Our patient was confirmed to have ALGS by clinical examination and genetic testing. His cardiac murmur, TAPVC, has never been reported in any article on ALGS. TAPVC is a rare cardiac murmur in which the PVs fail to return to the RA. The incidence of this rare entity is approximately 7-9 per 100000 live births or 0.7%-1.5% of all congenital heart diseases[17-20]. TAPVC is divided into four major types. Type I: Supracardiac (approximately 55%), as in this case, which is the most common type. The PVs confluence behind the left atrium, then drain into the LIV through the VV, then into the SVC or sometimes into the azygos vein, and finally into the RA[17]. Type II: Intracardiac (approximately 30%), all PVs drain directly into the RA or through the common trunk of the PVs to the coronary sinus[21,22]. Type III: Infracardiac (approximately 12%), after confluence behind the LA, the PVs pass the diaphragmatic esophageal hiatus through the VV, then flow into the portal vein or its branches[21,22]. Type IV: Mixed (approximately 3%), the PVs enter the RA through multiple channels[21,22].

JAG1 gene mutations are mainly associated with the development of RVOTO, which is a spectrum of diseases associated with the pulmonary valve, branches of the pulmonary artery, and the RV[16]. Thus, stenosis at some level of the pulmonary tree and TOF are the most common causes of cardiac murmur in ALGS patients. However, a number of other types of cardiac murmur have been discovered in ALGS patients. This indicates that JAG1 mutations have a multifaceted impact on cardiac development. TAPVC has not been reported in ALGS patients in any article; however, Sanchez-Lara et al[14] reported three ALGS patients at the 2006 ASHG Annual Meeting[14]. Therefore, at least five ALGS patients and three mutation sites have been found to be associated with TAPVC. We suspect that JAG1 is closely associated with TAPVC.

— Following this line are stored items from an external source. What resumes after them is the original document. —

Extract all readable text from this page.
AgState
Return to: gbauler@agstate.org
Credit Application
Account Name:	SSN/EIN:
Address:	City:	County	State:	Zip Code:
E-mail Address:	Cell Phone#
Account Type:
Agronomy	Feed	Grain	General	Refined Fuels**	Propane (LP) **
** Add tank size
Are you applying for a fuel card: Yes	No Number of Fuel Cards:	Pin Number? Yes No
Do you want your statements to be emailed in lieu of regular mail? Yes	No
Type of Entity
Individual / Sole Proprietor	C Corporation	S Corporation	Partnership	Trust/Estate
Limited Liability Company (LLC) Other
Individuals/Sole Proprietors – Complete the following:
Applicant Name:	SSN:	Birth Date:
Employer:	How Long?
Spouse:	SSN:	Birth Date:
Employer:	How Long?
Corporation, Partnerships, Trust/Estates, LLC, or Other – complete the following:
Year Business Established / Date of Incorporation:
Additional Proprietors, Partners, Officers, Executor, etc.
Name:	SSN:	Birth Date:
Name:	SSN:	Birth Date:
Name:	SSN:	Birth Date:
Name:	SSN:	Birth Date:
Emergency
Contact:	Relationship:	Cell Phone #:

Biliary stricture is the main feature in most ALGS patients, and unusual structures can cause cholestatic liver disease. The dysfunctional liver often leads to an increase in serum total cholesterol and triglycerides. Thus, hypercholesterolemia is attributable to cholestasis and may finally lead to severe xanthomas[23]. Although some medicines have been reported to improve liver function in ALGS patients, the only way to resolve the problem is liver transplantation.

CONCLUSION

Bile duct paucity is the main characteristic feature in most cases of ALGS. Here, we report a more fatal and rarer feature, TAPVC, which requires surgical correction at an early age. We also report the unusual finding of severe xanthomas. These findings suggest that JAG1 gene may be a pathogenic gene of TAPVC. Further research should be carried out to prove this hypothesis.